EEG-Driven Image Reconstruction with Saliency-Guided Diffusion Models
Igor Abramov, Ilya Makarov
TL;DR
We address EEG-based image reconstruction by introducing a dual-conditioning framework that fuses EEG embeddings with spatial saliency maps. The method uses Adaptive Thinking Mapper embeddings with LoRA-fine-tuned Stable Diffusion 2.1 and a ControlNet branch conditioned on predicted saliency maps to steer image generation. Experiments on THINGS-EEG show substantial improvements in both pixel-level and semantic fidelity, with stronger alignment to human visual attention compared with EEG-only baselines. The approach demonstrates the viability of efficiently adapting pre-trained diffusion models for neural decoding, with potential applications in medical diagnostics and neuroadaptive interfaces.
Abstract
Existing EEG-driven image reconstruction methods often overlook spatial attention mechanisms, limiting fidelity and semantic coherence.
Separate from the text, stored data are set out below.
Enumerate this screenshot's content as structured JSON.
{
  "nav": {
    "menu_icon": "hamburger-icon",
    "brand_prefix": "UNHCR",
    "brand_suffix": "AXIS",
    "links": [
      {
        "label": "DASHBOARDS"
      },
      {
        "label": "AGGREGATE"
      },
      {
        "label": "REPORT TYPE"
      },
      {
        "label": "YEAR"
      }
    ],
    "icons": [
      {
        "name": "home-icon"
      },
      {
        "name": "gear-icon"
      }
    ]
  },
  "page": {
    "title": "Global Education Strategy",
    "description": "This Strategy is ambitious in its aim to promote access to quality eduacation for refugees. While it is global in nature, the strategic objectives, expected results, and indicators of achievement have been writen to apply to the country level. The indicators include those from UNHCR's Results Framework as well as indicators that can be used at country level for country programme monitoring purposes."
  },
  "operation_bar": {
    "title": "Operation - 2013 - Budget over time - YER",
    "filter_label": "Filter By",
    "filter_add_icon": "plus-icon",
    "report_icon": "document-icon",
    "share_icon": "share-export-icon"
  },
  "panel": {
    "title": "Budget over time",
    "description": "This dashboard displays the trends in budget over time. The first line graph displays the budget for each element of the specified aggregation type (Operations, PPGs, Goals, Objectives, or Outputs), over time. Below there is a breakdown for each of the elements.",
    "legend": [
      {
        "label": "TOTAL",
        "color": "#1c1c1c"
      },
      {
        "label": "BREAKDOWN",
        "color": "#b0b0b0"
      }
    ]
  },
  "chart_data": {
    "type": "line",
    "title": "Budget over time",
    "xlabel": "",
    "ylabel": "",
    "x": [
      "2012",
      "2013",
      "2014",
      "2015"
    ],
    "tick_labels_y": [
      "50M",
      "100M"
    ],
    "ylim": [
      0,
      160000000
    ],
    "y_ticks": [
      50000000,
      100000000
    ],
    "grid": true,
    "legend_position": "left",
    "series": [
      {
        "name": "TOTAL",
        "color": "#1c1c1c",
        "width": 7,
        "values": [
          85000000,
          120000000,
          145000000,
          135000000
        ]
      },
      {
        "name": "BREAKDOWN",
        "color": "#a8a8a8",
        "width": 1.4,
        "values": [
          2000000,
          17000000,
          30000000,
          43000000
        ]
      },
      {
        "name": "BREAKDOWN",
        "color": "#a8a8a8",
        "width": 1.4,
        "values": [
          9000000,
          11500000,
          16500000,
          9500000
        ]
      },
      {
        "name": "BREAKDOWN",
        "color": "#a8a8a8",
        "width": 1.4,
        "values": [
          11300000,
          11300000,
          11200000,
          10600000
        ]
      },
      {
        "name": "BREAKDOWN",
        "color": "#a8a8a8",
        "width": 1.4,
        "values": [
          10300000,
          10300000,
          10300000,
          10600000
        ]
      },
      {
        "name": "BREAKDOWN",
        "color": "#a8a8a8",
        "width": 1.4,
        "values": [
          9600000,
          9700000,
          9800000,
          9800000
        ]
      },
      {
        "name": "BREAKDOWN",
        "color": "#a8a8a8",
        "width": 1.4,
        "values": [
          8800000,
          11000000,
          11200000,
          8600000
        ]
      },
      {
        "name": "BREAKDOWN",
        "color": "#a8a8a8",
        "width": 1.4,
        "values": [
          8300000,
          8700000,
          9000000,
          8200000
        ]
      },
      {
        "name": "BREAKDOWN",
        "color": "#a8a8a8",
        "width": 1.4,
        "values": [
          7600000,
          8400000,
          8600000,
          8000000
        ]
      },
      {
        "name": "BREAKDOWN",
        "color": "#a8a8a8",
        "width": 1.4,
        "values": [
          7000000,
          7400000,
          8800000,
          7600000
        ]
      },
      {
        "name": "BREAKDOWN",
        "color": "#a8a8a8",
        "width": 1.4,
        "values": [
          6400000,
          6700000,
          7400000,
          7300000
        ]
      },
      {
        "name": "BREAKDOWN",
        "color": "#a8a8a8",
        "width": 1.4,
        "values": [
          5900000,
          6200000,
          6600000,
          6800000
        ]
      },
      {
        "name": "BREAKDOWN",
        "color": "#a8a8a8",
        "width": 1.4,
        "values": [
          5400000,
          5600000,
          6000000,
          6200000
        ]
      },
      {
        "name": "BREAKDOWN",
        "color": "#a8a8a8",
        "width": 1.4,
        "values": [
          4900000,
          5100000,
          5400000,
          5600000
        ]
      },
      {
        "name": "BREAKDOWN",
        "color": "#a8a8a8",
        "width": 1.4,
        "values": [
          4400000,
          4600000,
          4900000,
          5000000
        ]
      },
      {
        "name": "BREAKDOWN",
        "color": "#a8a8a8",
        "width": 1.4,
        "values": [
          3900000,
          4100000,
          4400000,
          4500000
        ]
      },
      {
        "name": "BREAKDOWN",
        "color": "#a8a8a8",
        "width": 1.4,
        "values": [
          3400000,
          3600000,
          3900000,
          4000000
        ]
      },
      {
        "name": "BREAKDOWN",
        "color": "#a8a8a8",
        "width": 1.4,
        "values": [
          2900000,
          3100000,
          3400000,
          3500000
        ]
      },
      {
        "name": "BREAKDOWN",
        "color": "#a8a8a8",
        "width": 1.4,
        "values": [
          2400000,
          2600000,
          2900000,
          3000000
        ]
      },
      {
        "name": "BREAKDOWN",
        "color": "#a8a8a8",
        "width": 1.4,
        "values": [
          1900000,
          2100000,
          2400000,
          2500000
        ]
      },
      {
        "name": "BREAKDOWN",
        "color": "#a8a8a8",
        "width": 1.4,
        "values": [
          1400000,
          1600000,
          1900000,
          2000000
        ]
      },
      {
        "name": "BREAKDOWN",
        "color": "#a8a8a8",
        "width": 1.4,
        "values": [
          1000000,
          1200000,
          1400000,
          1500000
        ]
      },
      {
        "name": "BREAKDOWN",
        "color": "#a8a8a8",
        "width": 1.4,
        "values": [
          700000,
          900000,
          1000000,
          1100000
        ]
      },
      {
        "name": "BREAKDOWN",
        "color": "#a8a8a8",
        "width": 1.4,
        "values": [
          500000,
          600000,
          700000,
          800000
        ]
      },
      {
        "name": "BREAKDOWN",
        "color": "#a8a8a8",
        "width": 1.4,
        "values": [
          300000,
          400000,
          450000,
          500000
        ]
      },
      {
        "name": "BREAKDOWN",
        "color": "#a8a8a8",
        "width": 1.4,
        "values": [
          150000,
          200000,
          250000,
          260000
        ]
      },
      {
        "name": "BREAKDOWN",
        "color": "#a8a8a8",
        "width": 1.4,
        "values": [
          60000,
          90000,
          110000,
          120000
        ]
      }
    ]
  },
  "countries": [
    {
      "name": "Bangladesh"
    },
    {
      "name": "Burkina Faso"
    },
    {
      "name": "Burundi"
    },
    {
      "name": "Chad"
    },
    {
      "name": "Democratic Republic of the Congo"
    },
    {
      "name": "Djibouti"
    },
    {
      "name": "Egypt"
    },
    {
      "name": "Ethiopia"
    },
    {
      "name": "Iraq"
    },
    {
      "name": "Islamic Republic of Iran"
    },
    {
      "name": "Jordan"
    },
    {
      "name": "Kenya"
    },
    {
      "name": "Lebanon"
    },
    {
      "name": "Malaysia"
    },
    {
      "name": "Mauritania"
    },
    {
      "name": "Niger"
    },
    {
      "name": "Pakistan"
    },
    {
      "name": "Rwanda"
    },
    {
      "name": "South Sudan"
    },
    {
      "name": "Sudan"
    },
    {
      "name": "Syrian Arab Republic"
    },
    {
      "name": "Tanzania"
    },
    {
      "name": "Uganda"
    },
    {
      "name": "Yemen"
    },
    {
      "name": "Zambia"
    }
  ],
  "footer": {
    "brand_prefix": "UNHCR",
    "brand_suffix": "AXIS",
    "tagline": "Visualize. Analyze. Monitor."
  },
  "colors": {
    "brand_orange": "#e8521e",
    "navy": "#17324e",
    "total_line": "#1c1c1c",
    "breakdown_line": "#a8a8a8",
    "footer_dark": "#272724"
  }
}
To address this, we propose a dual-conditioning framework that combines EEG embeddings with spatial saliency maps to enhance image generation. Our approach leverages the Adaptive Thinking Mapper (ATM) for EEG feature extraction and fine-tunes Stable Diffusion 2.1 via Low-Rank Adaptation (LoRA) to align neural signals with visual semantics, while a ControlNet branch conditions generation on saliency maps for spatial control. Evaluated on THINGS-EEG, our method achieves a significant improvement in the quality of low- and high-level image features over existing approaches. Simultaneously, strongly aligning with human visual attention. The results demonstrate that attentional priors resolve EEG ambiguities, enabling high-fidelity reconstructions with applications in medical diagnostics and neuroadaptive interfaces, advancing neural decoding through efficient adaptation of pre-trained diffusion models.